Now, using the stoichiometry from the balanced equation, we can find the moles of oxalate ions:

  • From the reaction, 2 moles of KMnO4 react with 5 moles of C2O4^2-.
  • Thus, 0.01 moles of KMnO4 will react with (5/2) × 0.01 = 0.025 moles of C2O4^2-.

Reaction with NaOH

Next, let's consider the reaction with sodium hydroxide. The neutralization of oxalic acid (H2C2O4) with NaOH can be represented as:

  • H2C2O4 + 2 NaOH → Na2C2O4 + 2 H2O

In this case, each mole of oxalic acid reacts with 2 moles of NaOH. We used 50 mL of 0.2 M NaOH, so we can calculate the moles of NaOH used:

  • Moles of NaOH = Concentration × Volume = 0.2 mol/L × 0.05 L = 0.01 moles

Since 2 moles of NaOH are required for each mole of oxalic acid, the moles of oxalic acid that reacted can be calculated as:

  • Moles of H2C2O4 = Moles of NaOH / 2 = 0.01 moles / 2 = 0.005 moles.

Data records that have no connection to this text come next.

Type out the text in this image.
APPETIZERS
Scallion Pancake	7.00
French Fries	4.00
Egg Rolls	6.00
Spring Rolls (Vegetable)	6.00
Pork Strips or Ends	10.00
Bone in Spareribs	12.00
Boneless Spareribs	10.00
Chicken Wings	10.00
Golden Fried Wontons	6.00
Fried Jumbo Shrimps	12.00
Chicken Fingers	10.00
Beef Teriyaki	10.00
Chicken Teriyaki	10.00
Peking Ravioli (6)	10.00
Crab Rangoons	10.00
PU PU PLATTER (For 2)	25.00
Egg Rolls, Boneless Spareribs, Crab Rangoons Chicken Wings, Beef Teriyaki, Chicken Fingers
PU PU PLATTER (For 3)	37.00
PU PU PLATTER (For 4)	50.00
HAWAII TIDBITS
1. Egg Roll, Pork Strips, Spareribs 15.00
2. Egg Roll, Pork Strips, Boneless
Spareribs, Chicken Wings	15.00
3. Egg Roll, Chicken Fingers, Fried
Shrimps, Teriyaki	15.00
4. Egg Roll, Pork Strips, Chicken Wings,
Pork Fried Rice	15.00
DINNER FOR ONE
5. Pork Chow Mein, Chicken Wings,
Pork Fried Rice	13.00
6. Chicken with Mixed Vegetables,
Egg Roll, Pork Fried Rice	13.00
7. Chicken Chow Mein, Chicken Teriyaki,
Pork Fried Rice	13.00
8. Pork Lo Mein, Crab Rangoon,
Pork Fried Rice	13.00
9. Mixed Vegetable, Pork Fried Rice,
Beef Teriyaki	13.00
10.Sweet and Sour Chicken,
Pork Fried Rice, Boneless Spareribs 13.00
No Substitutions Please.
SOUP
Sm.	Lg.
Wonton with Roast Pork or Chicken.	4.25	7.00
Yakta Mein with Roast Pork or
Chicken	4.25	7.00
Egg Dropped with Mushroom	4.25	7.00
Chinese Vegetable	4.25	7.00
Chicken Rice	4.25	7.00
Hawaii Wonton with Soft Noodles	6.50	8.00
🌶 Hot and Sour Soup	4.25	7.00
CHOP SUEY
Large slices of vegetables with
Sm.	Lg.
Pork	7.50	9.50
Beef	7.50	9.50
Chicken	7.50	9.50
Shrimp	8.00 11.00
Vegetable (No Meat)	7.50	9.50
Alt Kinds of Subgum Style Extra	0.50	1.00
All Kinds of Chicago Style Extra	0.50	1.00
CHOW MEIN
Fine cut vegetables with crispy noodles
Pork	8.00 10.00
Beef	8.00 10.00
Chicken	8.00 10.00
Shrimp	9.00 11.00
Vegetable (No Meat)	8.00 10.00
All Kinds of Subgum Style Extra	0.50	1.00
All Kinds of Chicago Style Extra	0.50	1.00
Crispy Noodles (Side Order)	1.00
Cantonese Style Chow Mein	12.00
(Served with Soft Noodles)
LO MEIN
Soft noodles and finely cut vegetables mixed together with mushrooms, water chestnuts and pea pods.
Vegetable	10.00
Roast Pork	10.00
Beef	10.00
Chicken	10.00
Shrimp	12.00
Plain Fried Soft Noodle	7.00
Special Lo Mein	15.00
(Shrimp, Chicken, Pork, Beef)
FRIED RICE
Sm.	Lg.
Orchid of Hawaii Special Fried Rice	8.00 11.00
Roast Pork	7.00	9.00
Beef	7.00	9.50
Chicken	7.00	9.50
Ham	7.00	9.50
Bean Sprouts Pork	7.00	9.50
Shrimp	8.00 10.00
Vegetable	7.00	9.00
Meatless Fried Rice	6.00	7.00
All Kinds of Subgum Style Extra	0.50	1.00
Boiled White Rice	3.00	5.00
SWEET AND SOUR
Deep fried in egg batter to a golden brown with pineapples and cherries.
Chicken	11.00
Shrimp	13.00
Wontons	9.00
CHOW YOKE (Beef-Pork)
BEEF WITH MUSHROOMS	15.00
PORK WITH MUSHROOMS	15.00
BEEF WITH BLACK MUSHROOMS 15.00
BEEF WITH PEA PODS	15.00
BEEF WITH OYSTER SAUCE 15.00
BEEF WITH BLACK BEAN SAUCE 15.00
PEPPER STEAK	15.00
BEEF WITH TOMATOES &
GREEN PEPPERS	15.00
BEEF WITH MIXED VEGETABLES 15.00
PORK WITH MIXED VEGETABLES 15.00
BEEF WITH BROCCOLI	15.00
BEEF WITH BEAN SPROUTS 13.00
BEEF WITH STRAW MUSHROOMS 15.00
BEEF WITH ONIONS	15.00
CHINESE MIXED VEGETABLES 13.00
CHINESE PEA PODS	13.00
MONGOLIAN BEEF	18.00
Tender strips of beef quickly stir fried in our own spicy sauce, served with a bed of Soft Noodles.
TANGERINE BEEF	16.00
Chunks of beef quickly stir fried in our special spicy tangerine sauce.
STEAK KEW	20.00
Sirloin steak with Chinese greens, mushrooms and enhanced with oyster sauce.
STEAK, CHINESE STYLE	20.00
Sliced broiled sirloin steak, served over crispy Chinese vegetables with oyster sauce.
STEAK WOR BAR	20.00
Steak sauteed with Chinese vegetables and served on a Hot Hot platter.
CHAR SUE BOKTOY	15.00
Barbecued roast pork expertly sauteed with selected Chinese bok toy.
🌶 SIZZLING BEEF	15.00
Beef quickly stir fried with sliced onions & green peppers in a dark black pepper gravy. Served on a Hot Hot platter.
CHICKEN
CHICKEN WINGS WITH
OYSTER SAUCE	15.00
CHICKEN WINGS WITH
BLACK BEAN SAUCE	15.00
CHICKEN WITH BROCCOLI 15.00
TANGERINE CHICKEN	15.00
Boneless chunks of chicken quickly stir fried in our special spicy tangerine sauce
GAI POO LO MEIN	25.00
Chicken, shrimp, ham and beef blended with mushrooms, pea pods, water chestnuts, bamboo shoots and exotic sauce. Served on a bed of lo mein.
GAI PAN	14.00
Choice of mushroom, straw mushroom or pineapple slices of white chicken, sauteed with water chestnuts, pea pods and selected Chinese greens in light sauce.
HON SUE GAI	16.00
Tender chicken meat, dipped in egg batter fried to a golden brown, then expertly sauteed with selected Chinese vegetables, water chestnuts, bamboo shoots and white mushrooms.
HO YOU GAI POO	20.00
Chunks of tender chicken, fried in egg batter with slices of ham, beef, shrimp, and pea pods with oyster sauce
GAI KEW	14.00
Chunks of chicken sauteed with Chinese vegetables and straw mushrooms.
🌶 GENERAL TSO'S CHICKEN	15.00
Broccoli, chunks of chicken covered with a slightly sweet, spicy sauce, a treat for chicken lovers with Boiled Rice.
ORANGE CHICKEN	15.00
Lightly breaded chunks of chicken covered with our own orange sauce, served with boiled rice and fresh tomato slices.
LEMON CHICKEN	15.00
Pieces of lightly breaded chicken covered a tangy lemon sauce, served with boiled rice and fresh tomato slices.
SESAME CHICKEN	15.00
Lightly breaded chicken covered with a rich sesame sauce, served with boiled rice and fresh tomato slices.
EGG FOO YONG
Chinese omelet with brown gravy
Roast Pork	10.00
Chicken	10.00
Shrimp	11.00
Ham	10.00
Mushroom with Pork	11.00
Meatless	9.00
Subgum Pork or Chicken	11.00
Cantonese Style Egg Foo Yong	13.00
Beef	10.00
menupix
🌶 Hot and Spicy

Calculating Total Moles of Oxalate Ions

Now, we can find the total moles of oxalate ions in the mixture. The total contribution of oxalate ions comes from both sodium oxalate and oxalic acid:

  • From sodium oxalate (Na2C2O4), we have 0.025 moles of C2O4^2-.
  • From oxalic acid (H2C2O4), we have 0.005 moles of C2O4^2- (since each mole of H2C2O4 provides one mole of C2O4^2-).

Adding these together gives:

  • Total moles of oxalate ions = 0.025 moles + 0.005 moles = 0.030 moles.

Final Result

Therefore, the total moles of oxalate ions in the mixture is 0.030 moles.